On Mon, Jul 24, 2017 at 01:26:09AM +0300, Kirill Likhodedov wrote:

> > Not at all interested, as that would mean your tool will tell its
> > users to set such a configuration variable and their interactive use
> > of Git outside your tool will behave differently from other people
> > who use vanilla Git, and they will complain to us.
> 
> That's not true, since the tool can (and would) use the `git -c
> config.var=value rebase -i` syntax to set the configuration variable
> just for this particular command, without affecting the environment.

Yes, but if you are adding a config variable that is only ever meant to
be used from the command line, it probably makes sense to just add a
command-line option.

> Btw, if my proposal is so uninteresting, why the existing advice.*
> variables were previously introduced? I don't know the motivation, but
> assume that it was about making Git less wordy for experienced users.
> So I don't see any difference here.

That is exactly what advice.* is for, but it is about the _user_
deciding that they don't care about seeing that text. Not a tool that is
calling Git deciding that in one particular context, it would like to
suppress the hint text.

So I actually would be OK with having an advice.* option to squelch
rebase and/or commit instructions. But only if users decide they would
never like to see that text. So yes, your tool could piggy-back on that
config option, but it would be a slight abuse of the intent.

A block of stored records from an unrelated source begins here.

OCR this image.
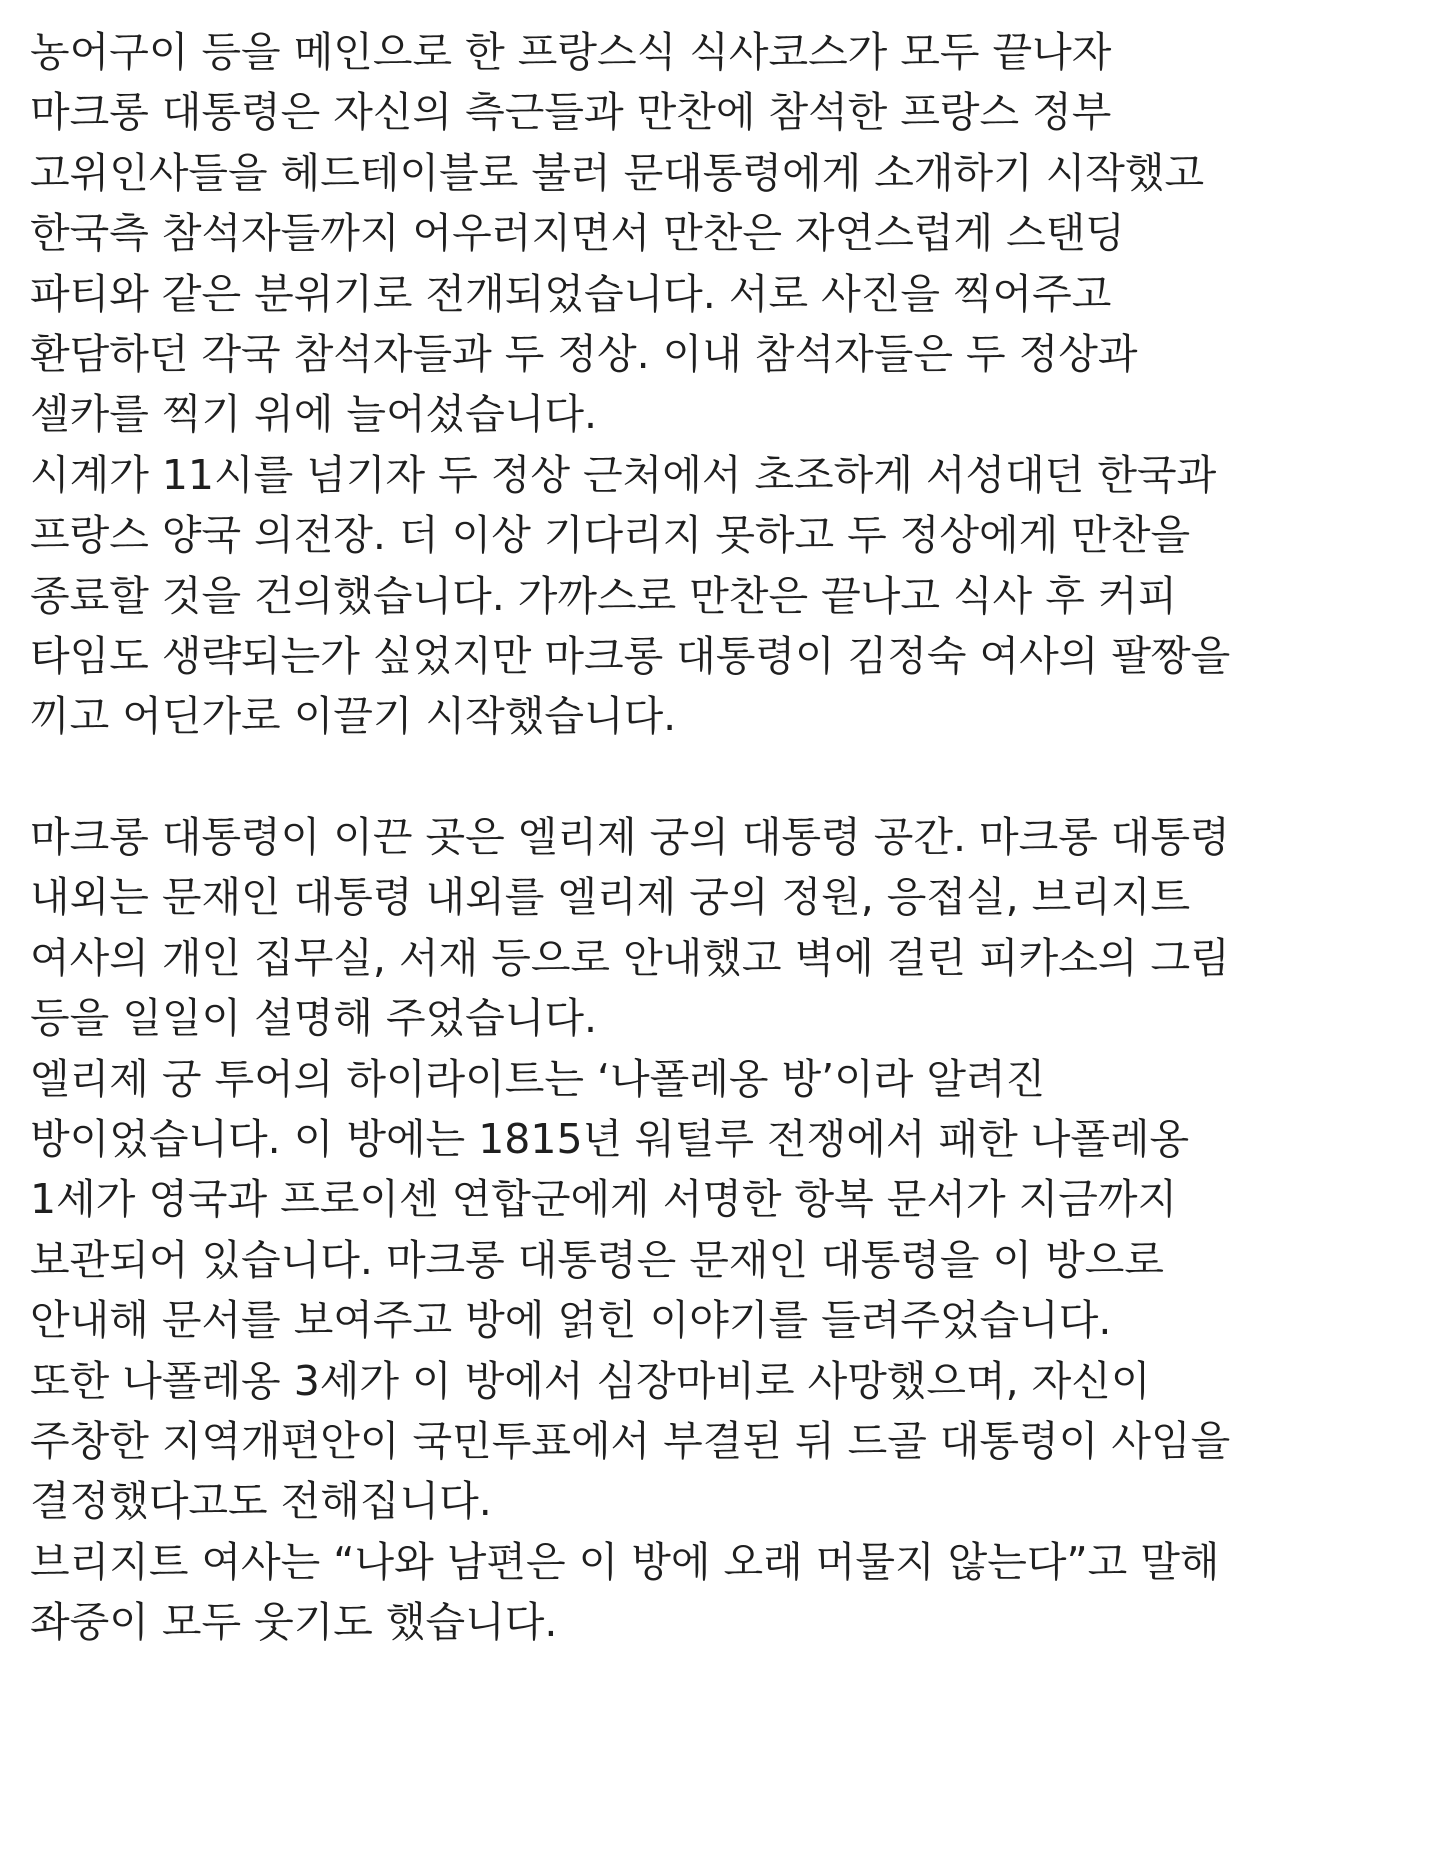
농어구이 등을 메인으로 한 프랑스식 식사코스가 모두 끝나자
마크롱 대통령은 자신의 측근들과 만찬에 참석한 프랑스 정부
고위인사들을 헤드테이블로 불러 문대통령에게 소개하기 시작했고
한국측 참석자들까지 어우러지면서 만찬은 자연스럽게 스탠딩
파티와 같은 분위기로 전개되었습니다. 서로 사진을 찍어주고
환담하던 각국 참석자들과 두 정상. 이내 참석자들은 두 정상과
셀카를 찍기 위에 늘어섰습니다.
시계가 11시를 넘기자 두 정상 근처에서 초조하게 서성대던 한국과
프랑스 양국 의전장. 더 이상 기다리지 못하고 두 정상에게 만찬을
종료할 것을 건의했습니다. 가까스로 만찬은 끝나고 식사 후 커피
타임도 생략되는가 싶었지만 마크롱 대통령이 김정숙 여사의 팔짱을
끼고 어딘가로 이끌기 시작했습니다.
마크롱 대통령이 이끈 곳은 엘리제 궁의 대통령 공간. 마크롱 대통령
내외는 문재인 대통령 내외를 엘리제 궁의 정원, 응접실, 브리지트
여사의 개인 집무실, 서재 등으로 안내했고 벽에 걸린 피카소의 그림
등을 일일이 설명해 주었습니다.
엘리제 궁 투어의 하이라이트는 ‘나폴레옹 방’이라 알려진
방이었습니다. 이 방에는 1815년 워털루 전쟁에서 패한 나폴레옹
1세가 영국과 프로이센 연합군에게 서명한 항복 문서가 지금까지
보관되어 있습니다. 마크롱 대통령은 문재인 대통령을 이 방으로
안내해 문서를 보여주고 방에 얽힌 이야기를 들려주었습니다.
또한 나폴레옹 3세가 이 방에서 심장마비로 사망했으며, 자신이
주창한 지역개편안이 국민투표에서 부결된 뒤 드골 대통령이 사임을
결정했다고도 전해집니다.
브리지트 여사는 “나와 남편은 이 방에 오래 머물지 않는다”고 말해
좌중이 모두 웃기도 했습니다.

> > But stepping back a bit, as you said in the parentheses, your tool
> > would need to grab these "hints" from Git, instead of having a
> > separate hardcoded hints that will go stale while the underlying Git
> > command improves, to be able to show them "separately".  
> 
> There is no need to call Git to get these "hints". They are quite
> obvious, well-known and can be hardcoded. However, I don't plan to use
> these hints anyway, since they are a bit foreign to the GUI of the
> tool I develop. For instance, for reword I'd like to show an editor
> containing just the plain commit message that the user is about to
> change.

If this is all scripted anyway, wouldn't it be an option to just process
the commit message in your program?  The format is well-known, with
hints and instructions on lines marked by core.commentChar ("#" by
default).

I'm not sure exactly of the flow in which the user sees the commit
message buffer (i.e., if you are invoking the editor yourself, or if you
are relying on git-commit to do so). But even in the latter case, you
can hook the editor invocation to do whatever you like. For example:

  GIT_EDITOR='f() { sed -i /^#/d "$1"; $EDITOR "$1"; }; f' git commit

That allows you not only to strip out the existing instructions, but to
insert whatever other instructions you choose.